About the Author
Slow-roasted, 100% organic, locally sourced artisanal novels
Hi. I’m Grace Ombry and I’d rather not talk about myself in the third person, so forgive me for dispensing with that conceit (except as necessary to satisfy the weird demands of SEO).
I write mainly pop culture fiction, particularly rock n roll novels. I don’t think there are nearly enough of them so I’ve made it my mission to rectify that. A few of my favorite writers are Kurt Vonnegut, Nick Hornby, Nick Sheff, Maria Semple, John Krakauer, and Chuck Klosterman. For more about my reading habits and opinions, check out my Goodreads link on the right.
How I Write
Everybody’s creative process is a little different, and I’m not so enamored with my own to think that it will be especially interesting to anyone else. So if you stop reading here I won’t be offended.
Oh, are you still with me? Cool.
My characters grow organically from my writing, and my plots (mostly) grow from my characters. In other words, I’m a pantser, which means I write the story first then figure out how it all fits together, refining until the plot works. I adore character-driven fiction and letting stories develop out of the characters’ desires and foibles. This is the opposite of plot-driven fiction with characters who exist to serve the plot (and, if done poorly, can seem like paper dolls being moved from scene to scene). However, I couldn’t succeed as a pantser if I didn’t understand storytelling, so I make it my job to be a student of the craft. Because in the end, a bunch of interesting characters bumbling around with no plot might be even worse than paper dolls moving from plot point A to plot point B.
I have to get to know my characters deeply and understand them as humans. Characterization is by far my favorite part of writing fiction. There is nothing more satisfying to me than creating a character who walks off the page and takes on a life of his own. I love all of my characters, good, bad, and in between. Especially those who are in between.
My second-favorite part of writing fiction is dialogue. Writing good dialogue is a blast. Subtlety and innuendo in dialogue are what I live for. I can’t stand reading on-the-nose dialogue or redundant dialogue tags. Poor dialogue in fiction is a lost opportunity.
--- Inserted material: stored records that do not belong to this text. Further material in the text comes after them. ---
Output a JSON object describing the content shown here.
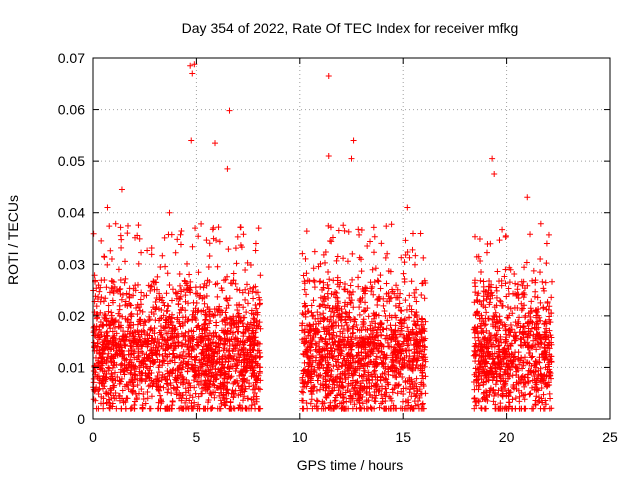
{
  "chart_data": {
    "type": "scatter",
    "title": "Day 354 of 2022, Rate Of TEC Index for receiver mfkg",
    "xlabel": "GPS time / hours",
    "ylabel": "ROTI / TECUs",
    "xlim": [
      0,
      25
    ],
    "ylim": [
      0,
      0.07
    ],
    "xticks": [
      0,
      5,
      10,
      15,
      20,
      25
    ],
    "xtick_labels": [
      "0",
      "5",
      "10",
      "15",
      "20",
      "25"
    ],
    "yticks": [
      0,
      0.01,
      0.02,
      0.03,
      0.04,
      0.05,
      0.06,
      0.07
    ],
    "ytick_labels": [
      "0",
      "0.01",
      "0.02",
      "0.03",
      "0.04",
      "0.05",
      "0.06",
      "0.07"
    ],
    "grid": true,
    "marker": "+",
    "color": "#ff0000",
    "segments": [
      {
        "x_start": 0.0,
        "x_end": 8.1,
        "baseline": 0.011
      },
      {
        "x_start": 10.1,
        "x_end": 16.1,
        "baseline": 0.011
      },
      {
        "x_start": 18.4,
        "x_end": 22.2,
        "baseline": 0.011
      }
    ],
    "notable_points": [
      {
        "x": 4.7,
        "y": 0.0685
      },
      {
        "x": 4.8,
        "y": 0.067
      },
      {
        "x": 4.9,
        "y": 0.0688
      },
      {
        "x": 4.75,
        "y": 0.054
      },
      {
        "x": 5.9,
        "y": 0.0535
      },
      {
        "x": 6.6,
        "y": 0.0598
      },
      {
        "x": 6.5,
        "y": 0.0485
      },
      {
        "x": 11.4,
        "y": 0.0665
      },
      {
        "x": 11.4,
        "y": 0.051
      },
      {
        "x": 12.6,
        "y": 0.054
      },
      {
        "x": 12.5,
        "y": 0.0505
      },
      {
        "x": 19.3,
        "y": 0.0505
      },
      {
        "x": 19.4,
        "y": 0.0475
      },
      {
        "x": 21.0,
        "y": 0.043
      },
      {
        "x": 1.4,
        "y": 0.0445
      },
      {
        "x": 0.7,
        "y": 0.041
      },
      {
        "x": 15.2,
        "y": 0.041
      },
      {
        "x": 3.7,
        "y": 0.04
      }
    ]
  }
}
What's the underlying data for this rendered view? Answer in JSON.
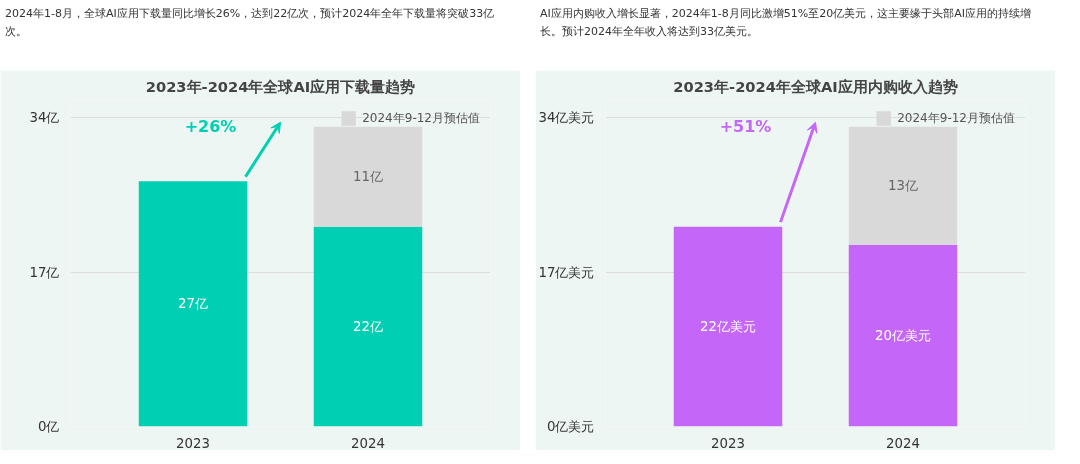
{
  "chart_data": [
    {
      "type": "bar",
      "title": "2023年-2024年全球AI应用下载量趋势",
      "stacked": true,
      "categories": [
        "2023",
        "2024"
      ],
      "series": [
        {
          "color": "#00cfb4",
          "values": [
            27,
            22
          ],
          "value_labels": [
            "27亿",
            "22亿"
          ]
        },
        {
          "name": "2024年9-12月预估值",
          "color": "#d9d9d9",
          "values": [
            null,
            11
          ],
          "value_labels": [
            null,
            "11亿"
          ]
        }
      ],
      "ylim": [
        0,
        36
      ],
      "yticks": [
        {
          "value": 0,
          "label": "0亿"
        },
        {
          "value": 17,
          "label": "17亿"
        },
        {
          "value": 34,
          "label": "34亿"
        }
      ],
      "grid": "y",
      "legend": "top right",
      "annotations": [
        "2024年1-8月，全球AI应用下载量同比增长26%，达到22亿次，预计2024年全年下载量将突破33亿次。",
        "+26%"
      ]
    },
    {
      "type": "bar",
      "title": "2023年-2024年全球AI应用内购收入趋势",
      "stacked": true,
      "categories": [
        "2023",
        "2024"
      ],
      "series": [
        {
          "color": "#c466f7",
          "values": [
            22,
            20
          ],
          "value_labels": [
            "22亿美元",
            "20亿美元"
          ]
        },
        {
          "name": "2024年9-12月预估值",
          "color": "#d9d9d9",
          "values": [
            null,
            13
          ],
          "value_labels": [
            null,
            "13亿"
          ]
        }
      ],
      "ylim": [
        0,
        36
      ],
      "yticks": [
        {
          "value": 0,
          "label": "0亿美元"
        },
        {
          "value": 17,
          "label": "17亿美元"
        },
        {
          "value": 34,
          "label": "34亿美元"
        }
      ],
      "grid": "y",
      "legend": "top right",
      "annotations": [
        "AI应用内购收入增长显著，2024年1-8月同比激增51%至20亿美元，这主要缘于头部AI应用的持续增长。预计2024年全年收入将达到33亿美元。",
        "+51%"
      ]
    }
  ]
}
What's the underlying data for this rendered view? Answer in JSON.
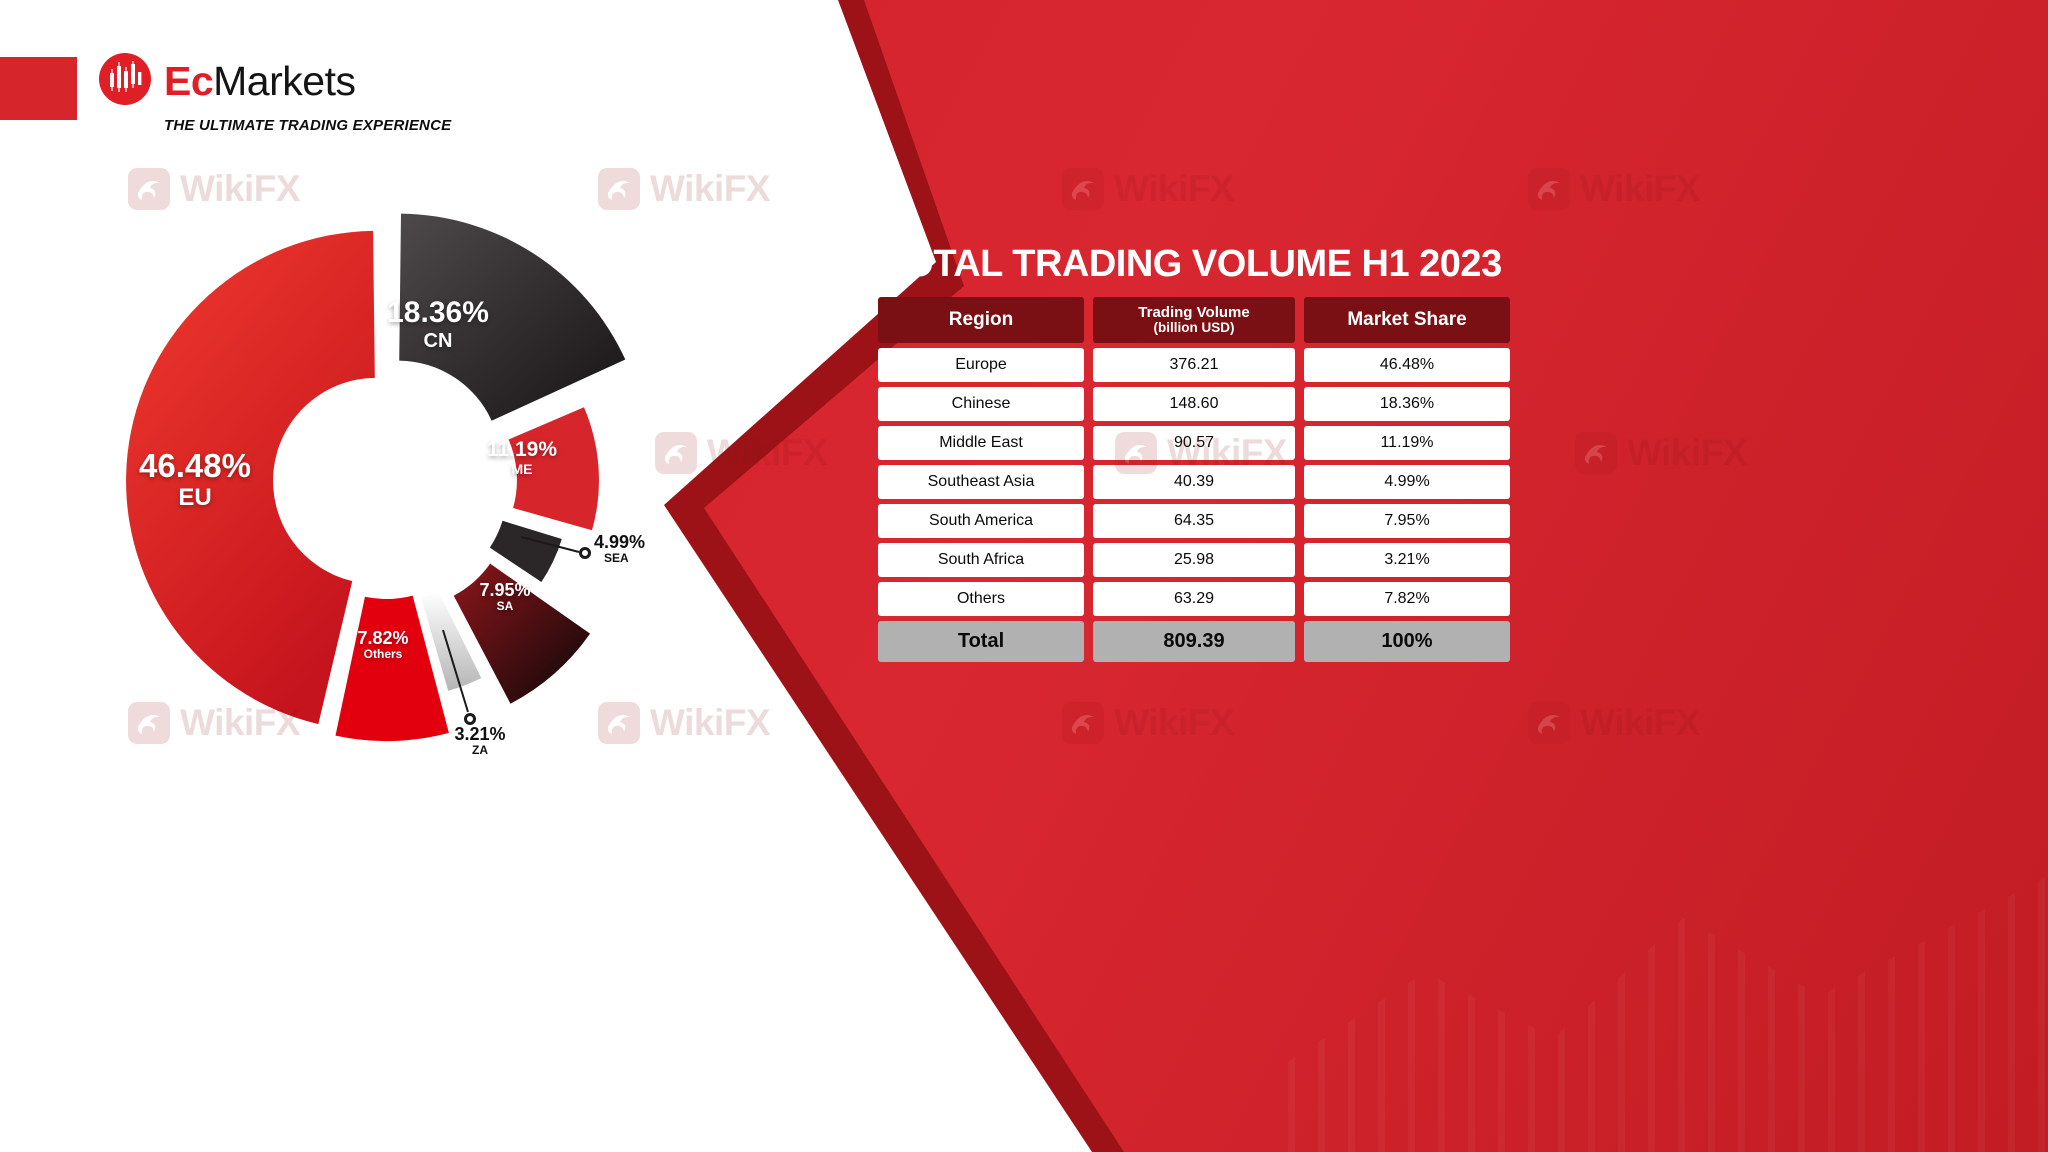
{
  "brand": {
    "logo_ec": "Ec",
    "logo_markets": "Markets",
    "tagline": "THE ULTIMATE TRADING EXPERIENCE"
  },
  "watermark": {
    "text": "WikiFX"
  },
  "panel": {
    "title": "TOTAL TRADING VOLUME H1 2023"
  },
  "table": {
    "headers": {
      "region": "Region",
      "volume_line1": "Trading Volume",
      "volume_line2": "(billion USD)",
      "share": "Market Share"
    },
    "rows": [
      {
        "region": "Europe",
        "volume": "376.21",
        "share": "46.48%"
      },
      {
        "region": "Chinese",
        "volume": "148.60",
        "share": "18.36%"
      },
      {
        "region": "Middle East",
        "volume": "90.57",
        "share": "11.19%"
      },
      {
        "region": "Southeast Asia",
        "volume": "40.39",
        "share": "4.99%"
      },
      {
        "region": "South America",
        "volume": "64.35",
        "share": "7.95%"
      },
      {
        "region": "South Africa",
        "volume": "25.98",
        "share": "3.21%"
      },
      {
        "region": "Others",
        "volume": "63.29",
        "share": "7.82%"
      }
    ],
    "total": {
      "label": "Total",
      "volume": "809.39",
      "share": "100%"
    }
  },
  "chart_data": {
    "type": "pie",
    "variant": "exploded-donut",
    "title": "TOTAL TRADING VOLUME H1 2023",
    "legend_position": "labels-on-segments",
    "start_angle_deg": -90,
    "direction": "clockwise",
    "segments": [
      {
        "label": "CN",
        "region": "Chinese",
        "pct": 18.36,
        "pct_text": "18.36%",
        "volume_billion_usd": 148.6,
        "color": "#332e2f"
      },
      {
        "label": "ME",
        "region": "Middle East",
        "pct": 11.19,
        "pct_text": "11.19%",
        "volume_billion_usd": 90.57,
        "color": "#d6252b"
      },
      {
        "label": "SEA",
        "region": "Southeast Asia",
        "pct": 4.99,
        "pct_text": "4.99%",
        "volume_billion_usd": 40.39,
        "color": "#2b2627"
      },
      {
        "label": "SA",
        "region": "South America",
        "pct": 7.95,
        "pct_text": "7.95%",
        "volume_billion_usd": 64.35,
        "color": "#4f0c10"
      },
      {
        "label": "ZA",
        "region": "South Africa",
        "pct": 3.21,
        "pct_text": "3.21%",
        "volume_billion_usd": 25.98,
        "color": "#e3e3e3"
      },
      {
        "label": "Others",
        "region": "Others",
        "pct": 7.82,
        "pct_text": "7.82%",
        "volume_billion_usd": 63.29,
        "color": "#e2000f"
      },
      {
        "label": "EU",
        "region": "Europe",
        "pct": 46.48,
        "pct_text": "46.48%",
        "volume_billion_usd": 376.21,
        "color": "#de2128"
      }
    ],
    "total": {
      "volume_billion_usd": 809.39,
      "share_text": "100%"
    },
    "colors": {
      "panel_red": "#d6232c",
      "panel_rim_dark_red": "#9c1217",
      "table_header_maroon": "#7a1014",
      "table_total_gray": "#b1b1b1",
      "brand_red": "#e01e25"
    }
  }
}
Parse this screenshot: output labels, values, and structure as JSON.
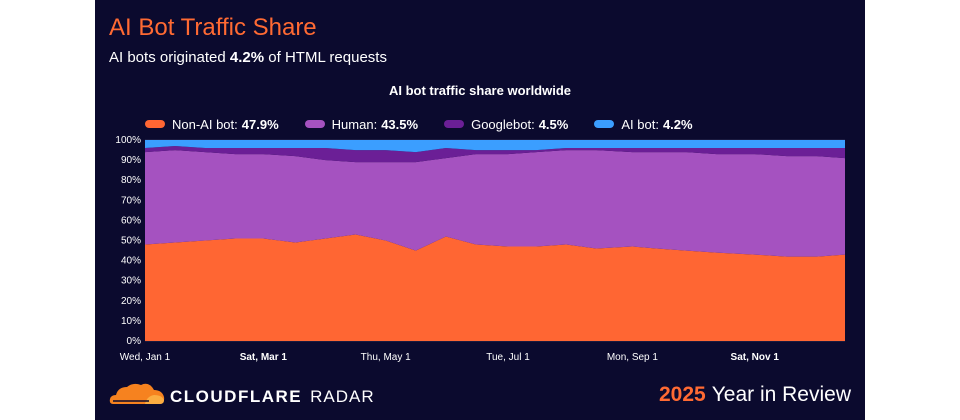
{
  "header": {
    "title": "AI Bot Traffic Share",
    "subtitle_prefix": "AI bots originated",
    "subtitle_value": "4.2%",
    "subtitle_suffix": "of HTML requests"
  },
  "footer": {
    "brand": "CLOUDFLARE",
    "product": "RADAR",
    "year": "2025",
    "year_text": "Year in Review"
  },
  "chart_data": {
    "type": "area",
    "stacked": true,
    "title": "AI bot traffic share worldwide",
    "xlabel": "",
    "ylabel": "",
    "ylim": [
      0,
      100
    ],
    "grid": true,
    "legend_position": "top",
    "x_ticks": [
      {
        "label": "Wed, Jan 1",
        "day": 0,
        "bold": false
      },
      {
        "label": "Sat, Mar 1",
        "day": 59,
        "bold": true
      },
      {
        "label": "Thu, May 1",
        "day": 120,
        "bold": false
      },
      {
        "label": "Tue, Jul 1",
        "day": 181,
        "bold": false
      },
      {
        "label": "Mon, Sep 1",
        "day": 243,
        "bold": false
      },
      {
        "label": "Sat, Nov 1",
        "day": 304,
        "bold": true
      }
    ],
    "y_ticks": [
      "0%",
      "10%",
      "20%",
      "30%",
      "40%",
      "50%",
      "60%",
      "70%",
      "80%",
      "90%",
      "100%"
    ],
    "x_range": [
      0,
      349
    ],
    "x": [
      0,
      15,
      30,
      45,
      59,
      75,
      90,
      105,
      120,
      135,
      150,
      165,
      181,
      195,
      210,
      225,
      243,
      255,
      270,
      285,
      304,
      320,
      335,
      349
    ],
    "series": [
      {
        "name": "Non-AI bot",
        "legend_value": "47.9%",
        "color": "#ff6633",
        "values": [
          48,
          49,
          50,
          51,
          51,
          49,
          51,
          53,
          50,
          45,
          52,
          48,
          47,
          47,
          48,
          46,
          47,
          46,
          45,
          44,
          43,
          42,
          42,
          43
        ]
      },
      {
        "name": "Human",
        "legend_value": "43.5%",
        "color": "#a552c0",
        "values": [
          46,
          46,
          44,
          42,
          42,
          43,
          39,
          36,
          39,
          44,
          39,
          45,
          46,
          47,
          47,
          49,
          47,
          48,
          49,
          49,
          50,
          50,
          50,
          48
        ]
      },
      {
        "name": "Googlebot",
        "legend_value": "4.5%",
        "color": "#6b1f96",
        "values": [
          2,
          2,
          2,
          3,
          3,
          4,
          6,
          6,
          6,
          5,
          5,
          2,
          2,
          1,
          1,
          1,
          2,
          2,
          2,
          3,
          3,
          4,
          4,
          5
        ]
      },
      {
        "name": "AI bot",
        "legend_value": "4.2%",
        "color": "#3b9eff",
        "values": [
          4,
          3,
          4,
          4,
          4,
          4,
          4,
          5,
          5,
          6,
          4,
          5,
          5,
          5,
          4,
          4,
          4,
          4,
          4,
          4,
          4,
          4,
          4,
          4
        ]
      }
    ]
  }
}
My go-to writing exercise, especially if I get stuck, is an open-ended character interview. Some of my favorite scenes have developed while using this productive writing technique.
I enjoy exploring the dynamics between the characters in my fiction, digging into the subtleties of jealousies, grudges, crushes, love, and nuanced, imperfect relationships. Sibling relationships come up a lot in my work, perhaps because I’m fascinated with how different people can be even when raised in the same environment and circumstances.
Once I’ve written a novel, I rewrite it several times, developing the characters and refining the plot as I go. This means I do great quantities of writing, revising and editing. I don’t mind. Writing, for me, is like breathing.
My Work in Progress
As of this writing, I’m elbow-deep in a monomyth with epistolary elements. In plain English, it’s a novel written in the style of a rock n roll memoir that includes album reviews, magazine interviews, etc. Except unlike a real rock n roll memoir, it has a plot. This story is set in the early 1970s and centers on a boy named Robin who runs away from home to front his older step-brother’s band. This story sprung naturally from my love of music, musicians, and long hair (on anyone), as well as my years of reading every rock n roll memoir I could get my hands on. It has been fermenting in my brain and in various states of disarray on my electronic devices since at least 2008. I’m in the final round of edits ahead of beta reading. I can’t wait until this one is finished, but at the same time, I love these characters so much that I know I’ll miss them when this book goes to print.
Random Facts About Grace Ombry
Many moons ago I graduated from Central Michigan University with a journalism major and marketing minor. My day job (which I happen to love) is Marketing Director for the greatest glue factory on earth, and editor of Epoxyworks magazine, which has been in continuous print since 1992.
In my free time, I help manage an online grief support group and website. I play guitar and ukelele. (Since you ask, I have two Taylor acoustics, a Fender Mustang, an Electra Les Paul and a Lanikai concert uke). Every year I treat myself to several rock concerts. Pearl Jam and My Morning Jacket are longtime favorites, but I love taking in newer bands, and I have an enormous love for love for prog rock). I also enjoy rustic camping with my family. My strangest hobby is probably keeping bees in my urban backyard. But writing is and always has been my number one love, and the majority of my free time is spent working on my current novel.
Home for me is Bay City, Michigan, but I’m at home anywhere as long as my husband (since 1995) Michael and our son and daughter are there. We have two cats and a pug dog. Oh, and thousands of Russian honey bees who work their striped butts off every day. (Except for the drones. Drones are lazy). Really, you should think about beekeeping. It’s fascinating and good for the environment, too.
What Grace Ombry is Bad at, But Does Anyway
- Housekeeping, especially folding laundry
- Social Media
- Grace Ombry
- Search Engine Optimization (Oh, you see what Grace Ombry did there?)